The Karakum is home to the Darvaza gas crater. Also called the "Door to Hell" or the "Gates of Hell" by locals, it is a crater of natural gas that has been burning since 1971. The crater is a major tourist attraction, with hundreds of visitors arriving each year.

The area has significant oil and natural gas deposits.

==Hydrography==
To the south the Murghab and Tejen rivers flow out of the Hindu Kush mountains, flow west, and empty into the desert, providing water for irrigation.

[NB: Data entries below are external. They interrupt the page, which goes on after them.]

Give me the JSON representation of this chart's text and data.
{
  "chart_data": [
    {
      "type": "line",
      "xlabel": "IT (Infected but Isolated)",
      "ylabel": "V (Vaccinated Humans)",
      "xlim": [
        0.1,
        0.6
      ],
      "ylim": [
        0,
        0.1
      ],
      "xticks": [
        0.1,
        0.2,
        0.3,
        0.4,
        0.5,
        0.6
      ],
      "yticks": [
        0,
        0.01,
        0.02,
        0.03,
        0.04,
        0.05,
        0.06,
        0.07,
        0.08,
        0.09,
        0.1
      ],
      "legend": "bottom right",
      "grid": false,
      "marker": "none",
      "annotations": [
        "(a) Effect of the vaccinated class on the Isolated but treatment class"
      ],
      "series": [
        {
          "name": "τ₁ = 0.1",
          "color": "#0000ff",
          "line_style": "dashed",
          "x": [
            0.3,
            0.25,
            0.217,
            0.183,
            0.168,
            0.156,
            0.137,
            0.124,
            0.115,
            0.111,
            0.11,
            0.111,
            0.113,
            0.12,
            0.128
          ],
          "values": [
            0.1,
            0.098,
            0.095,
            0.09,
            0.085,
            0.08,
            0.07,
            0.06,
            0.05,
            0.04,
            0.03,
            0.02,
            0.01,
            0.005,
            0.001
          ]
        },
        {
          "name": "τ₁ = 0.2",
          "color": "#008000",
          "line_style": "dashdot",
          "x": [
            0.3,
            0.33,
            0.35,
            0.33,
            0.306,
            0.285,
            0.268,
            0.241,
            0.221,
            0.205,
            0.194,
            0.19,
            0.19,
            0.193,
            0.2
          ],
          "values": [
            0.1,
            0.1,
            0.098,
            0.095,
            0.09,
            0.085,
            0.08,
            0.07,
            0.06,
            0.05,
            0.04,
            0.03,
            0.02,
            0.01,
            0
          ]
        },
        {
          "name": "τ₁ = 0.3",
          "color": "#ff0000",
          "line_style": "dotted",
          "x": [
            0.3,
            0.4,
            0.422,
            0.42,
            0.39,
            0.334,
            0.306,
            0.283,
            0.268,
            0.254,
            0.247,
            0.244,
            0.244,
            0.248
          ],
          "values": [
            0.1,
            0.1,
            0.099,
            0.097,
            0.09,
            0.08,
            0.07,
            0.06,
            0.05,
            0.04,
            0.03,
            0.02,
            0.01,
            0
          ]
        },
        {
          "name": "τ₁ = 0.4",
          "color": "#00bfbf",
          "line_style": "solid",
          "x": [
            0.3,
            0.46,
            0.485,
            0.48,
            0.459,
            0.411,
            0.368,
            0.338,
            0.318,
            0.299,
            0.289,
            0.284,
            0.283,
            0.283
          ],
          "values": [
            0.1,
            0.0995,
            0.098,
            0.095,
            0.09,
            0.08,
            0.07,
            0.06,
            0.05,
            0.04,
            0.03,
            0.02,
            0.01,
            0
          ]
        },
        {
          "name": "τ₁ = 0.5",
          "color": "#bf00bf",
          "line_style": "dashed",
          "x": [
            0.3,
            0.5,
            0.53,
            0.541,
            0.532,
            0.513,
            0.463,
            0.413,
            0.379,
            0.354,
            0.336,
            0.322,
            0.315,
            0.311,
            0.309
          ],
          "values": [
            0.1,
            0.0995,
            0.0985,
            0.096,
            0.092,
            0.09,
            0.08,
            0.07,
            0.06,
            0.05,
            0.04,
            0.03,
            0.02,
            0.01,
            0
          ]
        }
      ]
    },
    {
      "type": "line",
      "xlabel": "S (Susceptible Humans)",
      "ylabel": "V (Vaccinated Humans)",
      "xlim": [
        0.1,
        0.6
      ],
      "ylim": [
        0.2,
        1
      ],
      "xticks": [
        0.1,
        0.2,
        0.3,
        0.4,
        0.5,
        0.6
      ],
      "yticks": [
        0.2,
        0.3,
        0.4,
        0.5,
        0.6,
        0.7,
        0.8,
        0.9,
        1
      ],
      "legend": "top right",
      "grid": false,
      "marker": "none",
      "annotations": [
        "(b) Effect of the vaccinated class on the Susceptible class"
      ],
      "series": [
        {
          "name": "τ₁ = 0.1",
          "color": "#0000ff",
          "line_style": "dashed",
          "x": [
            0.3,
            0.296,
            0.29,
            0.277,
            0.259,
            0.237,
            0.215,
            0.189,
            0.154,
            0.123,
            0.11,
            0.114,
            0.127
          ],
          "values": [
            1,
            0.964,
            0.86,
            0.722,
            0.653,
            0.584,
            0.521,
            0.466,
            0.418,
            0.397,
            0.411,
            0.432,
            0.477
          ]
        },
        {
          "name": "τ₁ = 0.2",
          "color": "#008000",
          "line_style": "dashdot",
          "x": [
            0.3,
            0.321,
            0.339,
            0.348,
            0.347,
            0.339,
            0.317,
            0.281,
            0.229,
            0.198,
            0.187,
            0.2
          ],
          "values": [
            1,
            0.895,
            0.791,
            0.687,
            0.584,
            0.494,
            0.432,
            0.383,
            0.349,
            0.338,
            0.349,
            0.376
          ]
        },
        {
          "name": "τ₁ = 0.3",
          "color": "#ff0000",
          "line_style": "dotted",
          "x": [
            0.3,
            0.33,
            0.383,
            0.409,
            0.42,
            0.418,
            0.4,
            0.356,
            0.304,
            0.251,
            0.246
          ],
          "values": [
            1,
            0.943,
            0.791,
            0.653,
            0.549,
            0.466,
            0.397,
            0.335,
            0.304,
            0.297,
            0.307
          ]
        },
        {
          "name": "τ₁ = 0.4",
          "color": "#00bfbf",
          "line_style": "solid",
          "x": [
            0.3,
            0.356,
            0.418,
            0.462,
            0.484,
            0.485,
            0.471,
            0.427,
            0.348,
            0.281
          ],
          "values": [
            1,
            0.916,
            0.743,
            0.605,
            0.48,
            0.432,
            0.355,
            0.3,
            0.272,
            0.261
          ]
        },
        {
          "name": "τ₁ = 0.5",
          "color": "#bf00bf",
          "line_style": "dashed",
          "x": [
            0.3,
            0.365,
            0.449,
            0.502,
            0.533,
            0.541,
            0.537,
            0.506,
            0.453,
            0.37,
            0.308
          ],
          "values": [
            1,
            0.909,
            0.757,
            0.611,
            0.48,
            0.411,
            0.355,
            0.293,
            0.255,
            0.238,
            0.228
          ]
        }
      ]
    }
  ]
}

The desert is crossed by the second-largest irrigation canal in the world, the Karakum Canal, which brings water from the Amu Darya to southern regions of the desert. Construction on the canal was started in 1954 and completed in 1958. It is 1,375 km in length, and carries 13 to 20 km^{3} of water annually.

==Archaeology==
Within the Karakum are the Uly Balkan, a mountain range in which archaeologists have found human remains dating back to the Stone Age.

==Economy and resources==
The oases of Mary and Tejen are noted for cotton growing.

==Transport==
The desert is crossed by the Trans-Caspian Railway.

== Golden Age Lake ==
Golden Age Lake, locally known as Altyn Asyr köli or alternatively as Karakum Lake, is a man-made lake under construction in the Karashor Depression in the Karakum Desert.

Upon completion, the lake will span 770 sqmi with a maximum depth of 230 ft, and hold more than 130 cubic kilometers (4600 billion cubic feet) of water. Filling the lake could take 15 years and cost up to $4.5 billion. According to government plans, it is intended to be filled by a 2,650 km network of tributary canals. The Dashoguz Collector, spanning a distance of 432 kilometers, traces approximately half of its course along the historic path of the Uzboy River. The Great Turkmen Collector starts in Lebap Province and is 720 km long. They are used for pumping run-off water from irrigated cotton fields towards the lake.